Die Prozession mit den Torarollen an der Synagoge in Livorno.
Gemälde von Solomon Alexander Hart, 1850 (Jewish Museum London)
Kontinuität der Traditionen
Streifzug durch die Geschichte
Am diesjährigen Simchat Tora ist es genau 360 Jahre her, dass ein Mitglied des britischen Parlaments diese historische Aufnahme machte, als er eine Synagoge in der Creechurch Lane im Herzen Londons besuchte.
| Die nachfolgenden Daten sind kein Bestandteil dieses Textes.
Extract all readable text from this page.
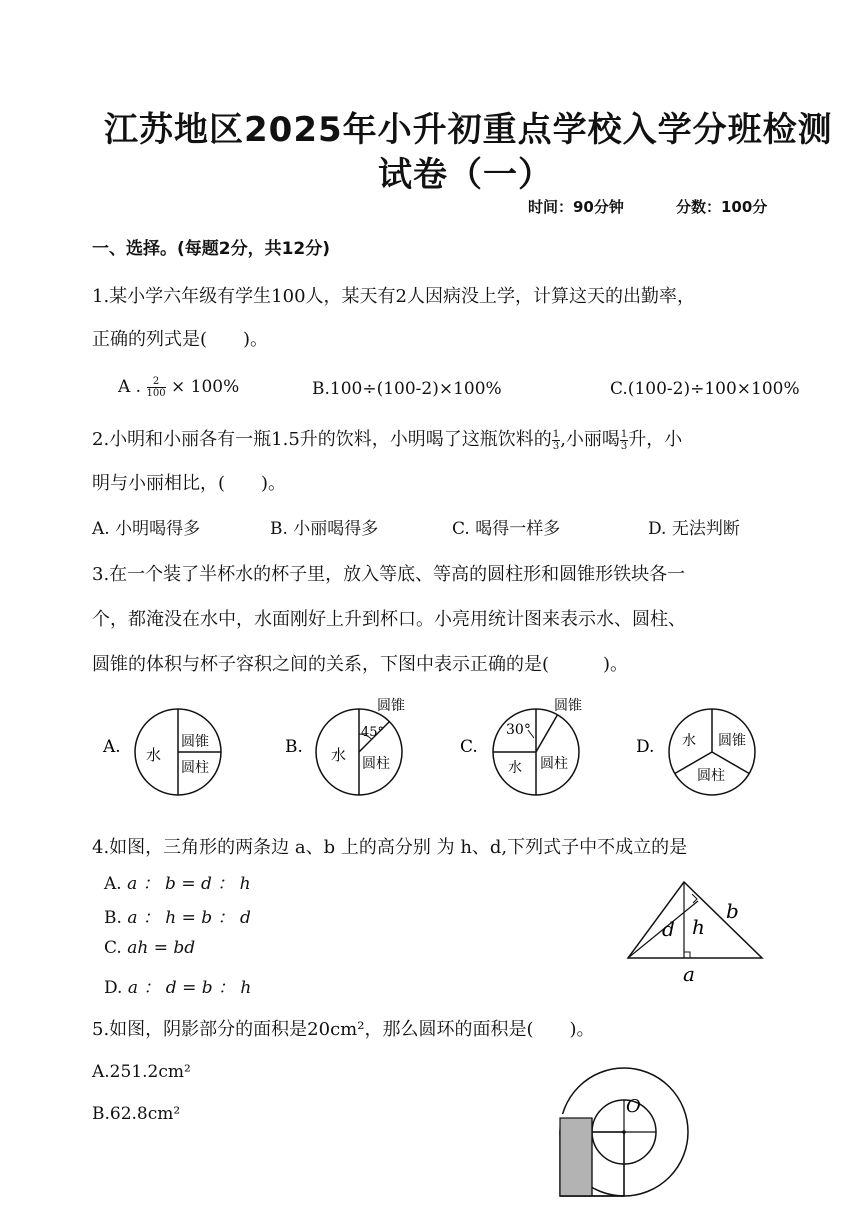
江苏地区2025年小升初重点学校入学分班检测
试卷（一）
时间：90分钟	分数：100分
一、选择。(每题2分，共12分)
1.某小学六年级有学生100人，某天有2人因病没上学，计算这天的出勤率，
正确的列式是(　　)。
A . $\frac{2}{100} \times 100\%$	B.100÷(100-2)×100%	C.(100-2)÷100×100%
2.小明和小丽各有一瓶1.5升的饮料，小明喝了这瓶饮料的 $\frac{1}{3}$ ,小丽喝 $\frac{1}{3}$ 升，小
明与小丽相比，(　　)。
A. 小明喝得多	B. 小丽喝得多	C. 喝得一样多	D. 无法判断
3.在一个装了半杯水的杯子里，放入等底、等高的圆柱形和圆锥形铁块各一
个，都淹没在水中，水面刚好上升到杯口。小亮用统计图来表示水、圆柱、
圆锥的体积与杯子容积之间的关系，下图中表示正确的是(　　　)。
A. 水
圆锥
圆柱
B.
45°
圆锥
水 圆柱
C.
30°
圆锥
水 圆柱
D. 水 圆锥
圆柱
4.如图，三角形的两条边 a、b 上的高分别 为 h、d,下列式子中不成立的是
A. a ： b = d ： h
B. a ： h = b ： d
C. ah = bd
D. a ： d = b ： h
d h
b
a
5.如图，阴影部分的面积是20cm²，那么圆环的面积是(　　)。
A.251.2cm²
B.62.8cm²	O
Wenn man genau hinschaut, hat sich das Wesen der Handlung und der ganzen Prozession in diesen 360 Jahren nicht verändert, nur die Kleidung der Gläubigen hat sich geändert, so dass man sich über die Kontinuität des Geschehens freut.
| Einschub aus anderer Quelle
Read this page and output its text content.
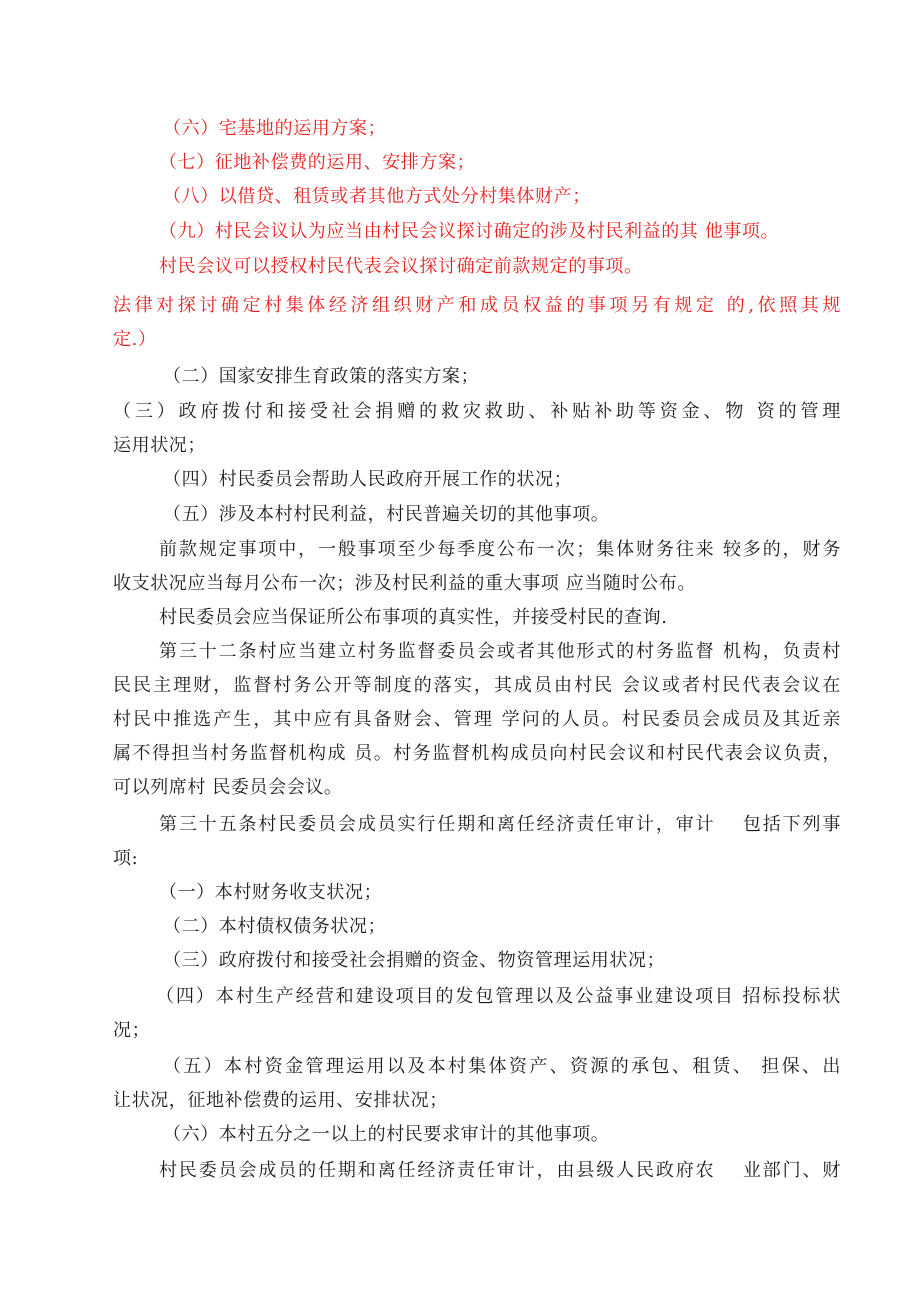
（六）宅基地的运用方案；
（七）征地补偿费的运用、安排方案；
（八）以借贷、租赁或者其他方式处分村集体财产；
（九）村民会议认为应当由村民会议探讨确定的涉及村民利益的其 他事项。
村民会议可以授权村民代表会议探讨确定前款规定的事项。
法律对探讨确定村集体经济组织财产和成员权益的事项另有规定 的,依照其规
定.）
（二）国家安排生育政策的落实方案；
（三）政府拨付和接受社会捐赠的救灾救助、补贴补助等资金、物 资的管理
运用状况；
（四）村民委员会帮助人民政府开展工作的状况；
（五）涉及本村村民利益，村民普遍关切的其他事项。
前款规定事项中，一般事项至少每季度公布一次；集体财务往来 较多的，财务
收支状况应当每月公布一次；涉及村民利益的重大事项 应当随时公布。
村民委员会应当保证所公布事项的真实性，并接受村民的查询.
第三十二条村应当建立村务监督委员会或者其他形式的村务监督 机构，负责村
民民主理财，监督村务公开等制度的落实，其成员由村民 会议或者村民代表会议在
村民中推选产生，其中应有具备财会、管理 学问的人员。村民委员会成员及其近亲
属不得担当村务监督机构成 员。村务监督机构成员向村民会议和村民代表会议负责，
可以列席村 民委员会会议。
第三十五条村民委员会成员实行任期和离任经济责任审计，审计 　包括下列事
项:
（一）本村财务收支状况；
（二）本村债权债务状况；
（三）政府拨付和接受社会捐赠的资金、物资管理运用状况；
（四）本村生产经营和建设项目的发包管理以及公益事业建设项目 招标投标状
况；
（五）本村资金管理运用以及本村集体资产、资源的承包、租赁、 担保、出
让状况，征地补偿费的运用、安排状况；
（六）本村五分之一以上的村民要求审计的其他事项。
村民委员会成员的任期和离任经济责任审计，由县级人民政府农 　业部门、财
Einer, der die Tradition des Festes Simchat Tora (שמחת תורה) nicht kennt, kann kaum verstehen, was an dem Abend in der Synagoge passiert. Für Außenstehende scheint der Brauch singender und mit Tora-Rollen tanzender Juden, sehr seltsam und zumindest exzentrisch. Denn die Tora-Rolle ist kein Musikinstrument und sie ist nicht nur ein Buch, sondern das Buch der Bücher, die man sehr vorsichtig entrollen und lesen soll, mit Hilfe des speziellen Zeigers „Jad“ ohne sie mit Fingern zu berühren, und man soll schon gar nicht mit ihr in der Synagoge tanzen. Genauso fasste Samuel Pepys das Gesehene auf – Mitglied des britischen Parlamentes, Autor des berühmten Tagebuchs aus dem Londoner Alltag während der Stuart-Restauration. Am Feiertag Simchat Tora, den 14. Oktober 1663, besuchte Samuel Pepys die spanisch-portugiesische Synagoge in der Creechurch Lane in London. In seinem Tagebuch machte er die folgende Notiz.
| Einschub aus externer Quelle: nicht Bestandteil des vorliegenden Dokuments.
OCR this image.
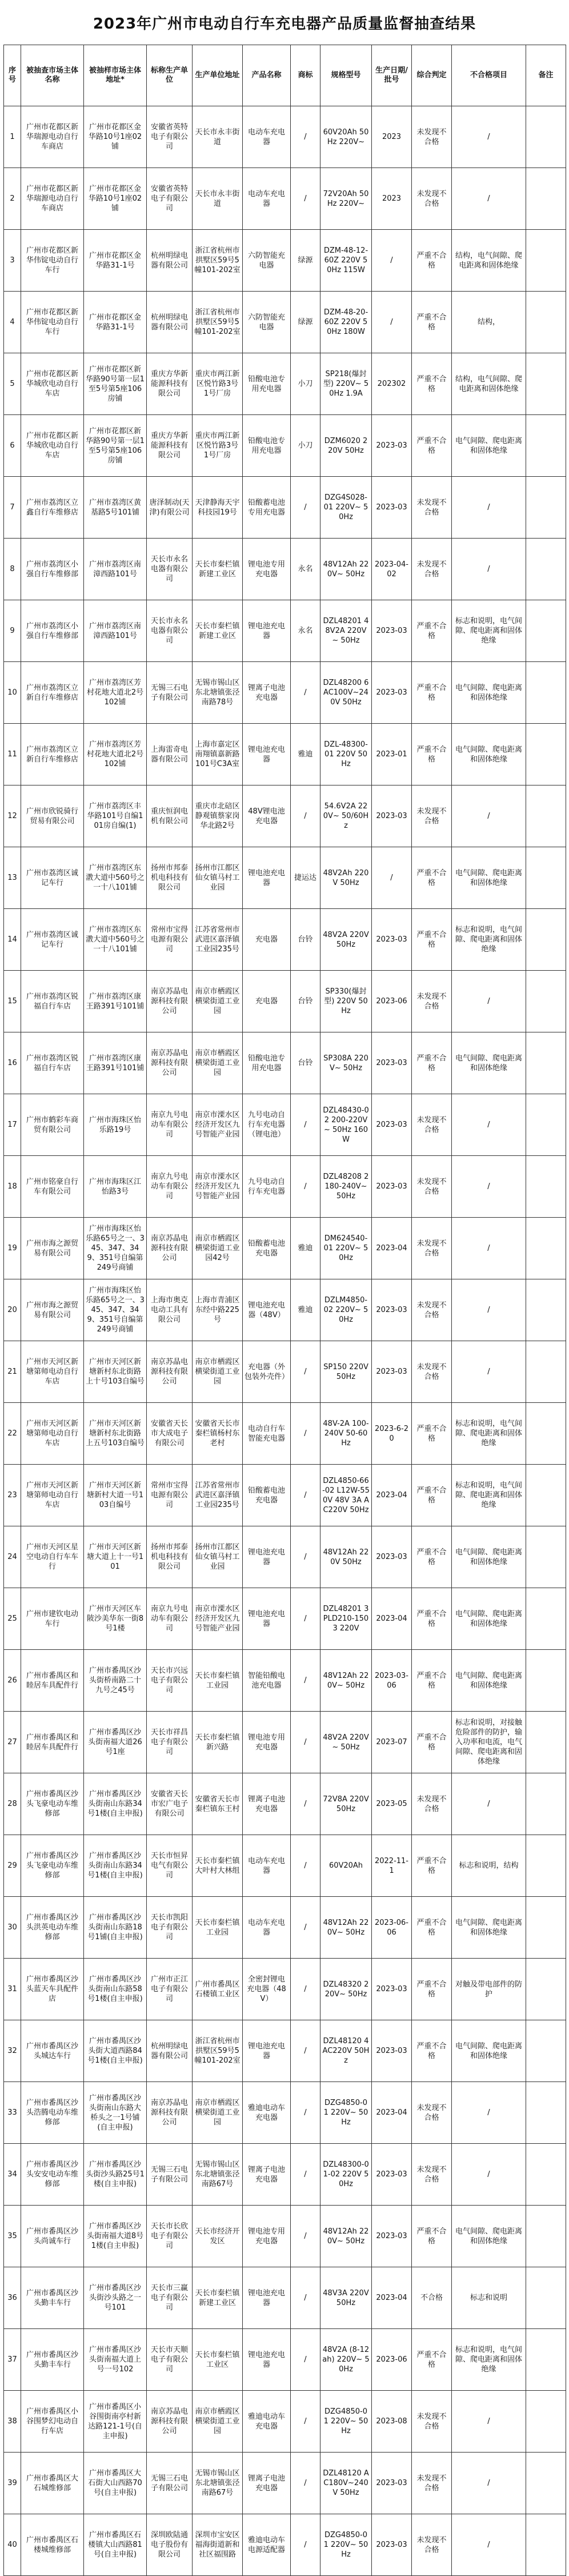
2023年广州市电动自行车充电器产品质量监督抽查结果
序号	被抽查市场主体名称	被抽样市场主体地址*	标称生产单位	生产单位地址	产品名称	商标	规格型号	生产日期/批号	综合判定	不合格项目	备注
1	广州市花都区新华瑞源电动自行车商店	广州市花都区金华路10号1座02铺	安徽省英特电子有限公司	天长市永丰街道	电动车充电器	/	60V20Ah 50Hz 220V~	2023	未发现不合格	/	
2	广州市花都区新华瑞源电动自行车商店	广州市花都区金华路10号1座02铺	安徽省英特电子有限公司	天长市永丰街道	电动车充电器	/	72V20Ah 50Hz 220V~	2023	未发现不合格	/	
3	广州市花都区新华伟锭电动自行车行	广州市花都区金华路31-1号	杭州明绿电器有限公司	浙江省杭州市拱墅区59号5幢101-202室	六防智能充电器	绿源	DZM-48-12-60Z 220V 50Hz 115W	/	严重不合格	结构，电气间隙、爬电距离和固体绝缘	
4	广州市花都区新华伟锭电动自行车行	广州市花都区金华路31-1号	杭州明绿电器有限公司	浙江省杭州市拱墅区59号5幢101-202室	六防智能充电器	绿源	DZM-48-20-60Z 220V 50Hz 180W	/	严重不合格	结构，	
5	广州市花都区新华城欣电动自行车店	广州市花都区新华路90号第一层1至5号第5座106房铺	重庆方华新能源科技有限公司	重庆市两江新区悦竹路3号1号厂房	铅酸电池专用充电器	小刀	SP218(爆封型) 220V~ 50Hz 1.9A	202302	严重不合格	结构，电气间隙、爬电距离和固体绝缘	
6	广州市花都区新华城欣电动自行车店	广州市花都区新华路90号第一层1至5号第5座106房铺	重庆方华新能源科技有限公司	重庆市两江新区悦竹路3号1号厂房	铅酸电池专用充电器	小刀	DZM6020 220V 50Hz	2023-03	严重不合格	电气间隙、爬电距离和固体绝缘	
7	广州市荔湾区立鑫自行车维修店	广州市荔湾区黄基路5号101铺	唐泽制动(天津)有限公司	天津静海天宇科技园19号	铅酸蓄电池专用充电器	/	DZG4S028-01 220V~ 50Hz	2023-03	未发现不合格	/	
8	广州市荔湾区小强自行车维修部	广州市荔湾区南漳西路101号	天长市永名电器有限公司	天长市秦栏镇新建工业区	锂电池专用充电器	永名	48V12Ah 220V~ 50Hz	2023-04-02	未发现不合格	/	
9	广州市荔湾区小强自行车维修部	广州市荔湾区南漳西路101号	天长市永名电器有限公司	天长市秦栏镇新建工业区	锂电池充电器	永名	DZL48201 48V2A 220V~ 50Hz	2023-03	严重不合格	标志和说明，电气间隙、爬电距离和固体绝缘	
10	广州市荔湾区立新自行车维修店	广州市荔湾区芳村花地大道北2号102铺	无锡三石电子有限公司	无锡市锡山区东北塘镇张泾南路78号	锂离子电池充电器	/	DZL48200 6 AC100V~240V 50Hz	2023-03	严重不合格	电气间隙、爬电距离和固体绝缘	
11	广州市荔湾区立新自行车维修店	广州市荔湾区芳村花地大道北2号102铺	上海雷奇电器有限公司	上海市嘉定区南翔镇嘉新路101号C3A室	锂电池充电器	雅迪	DZL-48300-01 220V 50Hz	2023-01	严重不合格	电气间隙、爬电距离和固体绝缘	
12	广州市欣锐骑行贸易有限公司	广州市荔湾区丰华路101号自编101房自编(1)	重庆恒润电机有限公司	重庆市北碚区静观镇蔡家岗华北路2号	48V锂电池充电器	/	54.6V2A 220V~ 50/60Hz	2023-03	未发现不合格	/	
13	广州市荔湾区诚记车行	广州市荔湾区东漖大道中560号之一十八101铺	扬州市邦泰机电科技有限公司	扬州市江都区仙女镇马村工业园	锂电池充电器	捷运达	48V2Ah 220V 50Hz	/	严重不合格	电气间隙、爬电距离和固体绝缘	
14	广州市荔湾区诚记车行	广州市荔湾区东漖大道中560号之一十八101铺	常州市宝得电源有限公司	江苏省常州市武进区嘉泽镇工业园235号	充电器	台铃	48V2A 220V 50Hz	2023-03	严重不合格	标志和说明，电气间隙、爬电距离和固体绝缘	
15	广州市荔湾区锐福自行车店	广州市荔湾区康王路391号101铺	南京苏晶电源科技有限公司	南京市栖霞区横梁街道工业园	充电器	台铃	SP330(爆封型) 220V 50Hz	2023-06	未发现不合格	/	
16	广州市荔湾区锐福自行车店	广州市荔湾区康王路391号101铺	南京苏晶电源科技有限公司	南京市栖霞区横梁街道工业园	铅酸电池专用充电器	台铃	SP308A 220V~ 50Hz	2023-03	严重不合格	电气间隙、爬电距离和固体绝缘	
17	广州市鹤彩车商贸有限公司	广州市海珠区怡乐路19号	南京九号电动车有限公司	南京市溧水区经济开发区九号智能产业园	九号电动自行车充电器（锂电池）	/	DZL48430-02 200-220V~ 50Hz 160W	2023-03	未发现不合格	/	
18	广州市铭豪自行车有限公司	广州市海珠区江怡路3号	南京九号电动车有限公司	南京市溧水区经济开发区九号智能产业园	九号电动自行车充电器	/	DZL48208 2 180-240V~ 50Hz	2023-03	未发现不合格	/	
19	广州市海之源贸易有限公司	广州市海珠区怡乐路65号之一、345、347、349、351号自编第249号商铺	南京苏晶电源科技有限公司	南京市栖霞区横梁街道工业园42号	铅酸蓄电池充电器	雅迪	DM624540-01 220V~ 50Hz	2023-04	未发现不合格	/	
20	广州市海之源贸易有限公司	广州市海珠区怡乐路65号之一、345、347、349、351号自编第249号商铺	上海市奥克电动工具有限公司	上海市青浦区东经中路225号	锂电池充电器（48V）	雅迪	DZLM4850-02 220V~ 50Hz	2023-03	未发现不合格	/	
21	广州市天河区新塘第师电动自行车店	广州市天河区新塘新村东北街路上十号103自编号	南京苏晶电源科技有限公司	南京市栖霞区横梁街道工业园	充电器（外包装外壳件）	/	SP150 220V 50Hz	2023-03	未发现不合格	/	
22	广州市天河区新塘第师电动自行车店	广州市天河区新塘新村东北街路上五号103自编号	安徽省天长市大成电子有限公司	安徽省天长市秦栏镇杨村东老村	电动自行车智能充电器	/	48V-2A 100-240V 50-60Hz	2023-6-20	严重不合格	标志和说明，电气间隙、爬电距离和固体绝缘	
23	广州市天河区新塘第师电动自行车店	广州市天河区新塘新村大道一号103自编号	常州市宝得电源有限公司	江苏省常州市武进区嘉泽镇工业园235号	铅酸蓄电池充电器	/	DZL4850-66-02 L12W-550V 48V 3A AC220V 50Hz	2023-04	严重不合格	标志和说明，电气间隙、爬电距离和固体绝缘	
24	广州市天河区星空电动自行车车行	广州市天河区新塘大道上十一号101	扬州市邦泰机电科技有限公司	扬州市江都区仙女镇马村工业园	锂电池充电器	/	48V12Ah 220V 50Hz	2023-03	严重不合格	电气间隙、爬电距离和固体绝缘	
25	广州市建钦电动车行	广州市天河区车陂沙美华东一街8号1楼	南京九号电动车有限公司	南京市溧水区经济开发区九号智能产业园	锂电池充电器	/	DZL48201 3 PLD210-1503 220V	2023-04	严重不合格	电气间隙、爬电距离和固体绝缘	
26	广州市番禺区和睦居车具配件行	广州市番禺区沙头街桥南路二十九号之45号	天长市兴远电子有限公司	天长市秦栏镇工业园	智能铅酸电池充电器	/	48V12Ah 220V~ 50Hz	2023-03-06	严重不合格	电气间隙、爬电距离和固体绝缘	
27	广州市番禺区和睦居车具配件行	广州市番禺区沙头街南福大道26号1座	天长市祥昌电子有限公司	天长市秦栏镇新兴路	锂电池专用充电器	/	48V2A 220V~ 50Hz	2023-07	严重不合格	标志和说明，对接触危险部件的防护，输入功率和电流，电气间隙、爬电距离和固体绝缘	
28	广州市番禺区沙头飞豪电动车维修部	广州市番禺区沙头街南山东路34号1楼(自主申报)	安徽省天长市宏广电子有限公司	安徽省天长市秦栏镇东王村	锂离子电池充电器	/	72V8A 220V 50Hz	2023-05	未发现不合格	/	
29	广州市番禺区沙头飞豪电动车维修部	广州市番禺区沙头街南山东路34号1楼(自主申报)	天长市恒昇电气有限公司	天长市秦栏镇大叶村大林组	电动车充电器	/	60V20Ah	2022-11-1	严重不合格	标志和说明，结构	
30	广州市番禺区沙头洪英电动车维修部	广州市番禺区沙头街南山东路18号1铺(自主申报)	天长市凯阳电子有限公司	天长市秦栏镇工业园	电动车充电器	/	48V12Ah 220V~ 50Hz	2023-06-06	严重不合格	电气间隙、爬电距离和固体绝缘	
31	广州市番禺区沙头蓝天车具配件店	广州市番禺区沙头街南山东路58号1楼(自主申报)	广州市正江电子有限公司	广州市番禺区石楼镇工业区	全密封锂电充电器（48V）	/	DZL48320 220V~ 50Hz	2023-03	严重不合格	对触及带电部件的防护	
32	广州市番禺区沙头城达车行	广州市番禺区沙头街大道西路84号1楼(自主申报)	杭州明绿电器有限公司	浙江省杭州市拱墅区59号5幢101-202室	锂电池充电器	/	DZL48120 4 AC220V 50Hz	2023-03	严重不合格	电气间隙、爬电距离和固体绝缘	
33	广州市番禺区沙头浩腾电动车维修部	广州市番禺区沙头街南山东路大桥头之一1号铺(自主申报)	南京苏晶电源科技有限公司	南京市栖霞区横梁街道工业园	雅迪电动车充电器	/	DZG4850-01 220V~ 50Hz	2023-04	未发现不合格	/	
34	广州市番禺区沙头安安电动车维修部	广州市番禺区沙头街沙头路25号1楼(自主申报)	无锡三石电子有限公司	无锡市锡山区东北塘镇张泾南路67号	锂离子电池充电器	/	DZL48300-01-02 220V 50Hz	2023-03	未发现不合格	/	
35	广州市番禺区沙头尚诚车行	广州市番禺区沙头街南福大道8号1楼(自主申报)	天长市长欣电子有限公司	天长市经济开发区	锂电池专用充电器	/	48V12Ah 220V~ 50Hz	2023-03	严重不合格	电气间隙、爬电距离和固体绝缘	
36	广州市番禺区沙头勤丰车行	广州市番禺区沙头街沙头路之一号101	天长市三赢电子有限公司	天长市秦栏镇新建工业区	锂电池充电器	/	48V3A 220V 50Hz	2023-04	不合格	标志和说明	
37	广州市番禺区沙头勤丰车行	广州市番禺区沙头街南福大道上号一号102	天长市天顺电子有限公司	天长市秦栏镇工业区	锂电池充电器	/	48V2A (8-12ah) 220V~ 50Hz	2023-06	严重不合格	标志和说明，电气间隙、爬电距离和固体绝缘	
38	广州市番禺区小谷围梦幻电动自行车店	广州市番禺区小谷围街南亭村新达路121-1号(自主申报)	南京苏晶电源科技有限公司	南京市栖霞区横梁街道工业园	雅迪电动车充电器	/	DZG4850-01 220V~ 50Hz	2023-08	未发现不合格	/	
39	广州市番禺区大石城维修部	广州市番禺区大石街大山西路70号(自主申报)	无锡三石电子有限公司	无锡市锡山区东北塘镇张泾南路67号	锂离子电池充电器	/	DZL48120 AC180V~240V 50Hz	2023-03	未发现不合格	/	
40	广州市番禺区石楼城维修部	广州市番禺区石楼镇大山西路81号(自主申报)	深圳欧陆通电子股份有限公司	深圳市宝安区福海街道新和社区福围路	雅迪电动车电源适配器	/	DZG4850-01 220V~ 50Hz	2023-03	未发现不合格	/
[…] wo Männer und Jungen in ihren Tüchern sind und Frauen hinter einem Gitter außerhalb der Sichtweite; einige Dinge stehen in einem Schrank, ich glaube, es ist ihr Gesetz, vor dem sich alle Hereinkommenden verneigen; und wenn sie ihre Tücher anlegen, sagen sie etwas, worauf andere, die es hören, „Amen“ rufen und jeder sein Tuch küsst. Ihr G-ttesdienst wird vollständig gesungen und das in Hebräisch. Und ihre Gesetze, die sie aus dem Schrank nehmen, werden von einigen Männern getragen, vier oder fünf einzelne Lasten, und sie helfen sich gegenseitig; ob es so ist, dass jeder sich danach sehnt sie zu tragen, kann ich nicht sagen, doch sie tragen sie im Raum herum, während alle Gebete singen. Und am Ende beteten sie für den König, dessen Namen sie in Portugiesisch aussprachen, doch das Gebet wie auch der Rest war in Hebräisch. Doch oh Herr! Dieses Durcheinander, das Lachen, Herumtollen und der völlige Mangel an Aufmerksamkeit, stattdessen Chaos in ihrem ganzen G-ttesdienst, eher wie Wilde als wie Menschen, die den wahren G-tt kennen! Es würde einen Mann abschwören lassen, sie jemals wiederzutreffen, und tatsächlich habe ich nie so etwas gesehen oder hätte mir vorstellen können, dass es auf der ganzen Welt eine Religion mit so absurden Bräuchen gibt […]
Ungeachtet aller nach außen scheinenden Merkwürdigkeit liegt in diesem Brauch ein tiefer Sinn (in der jüdischen Welt erfasst man alles durch Wissen und Verstehen der Ereignisse). Der Babylonische Talmud erinnert im Traktat Megila (296) daran, dass die Juden Babyloniens die Jahreslesung der Tora genau am Tag nach dem Feiertag Shmini Azeret beendeten („feierliche Versammlung am achten Tag“). Von ihnen geht die Tradition aus, zu tanzen und sich zu freuen, am Tag, wenn die Lesung der Tora-Rolle beendet wird. Die Babylonischen Juden nannten diesen Tag Simchat Tora – „Freude der Tora“.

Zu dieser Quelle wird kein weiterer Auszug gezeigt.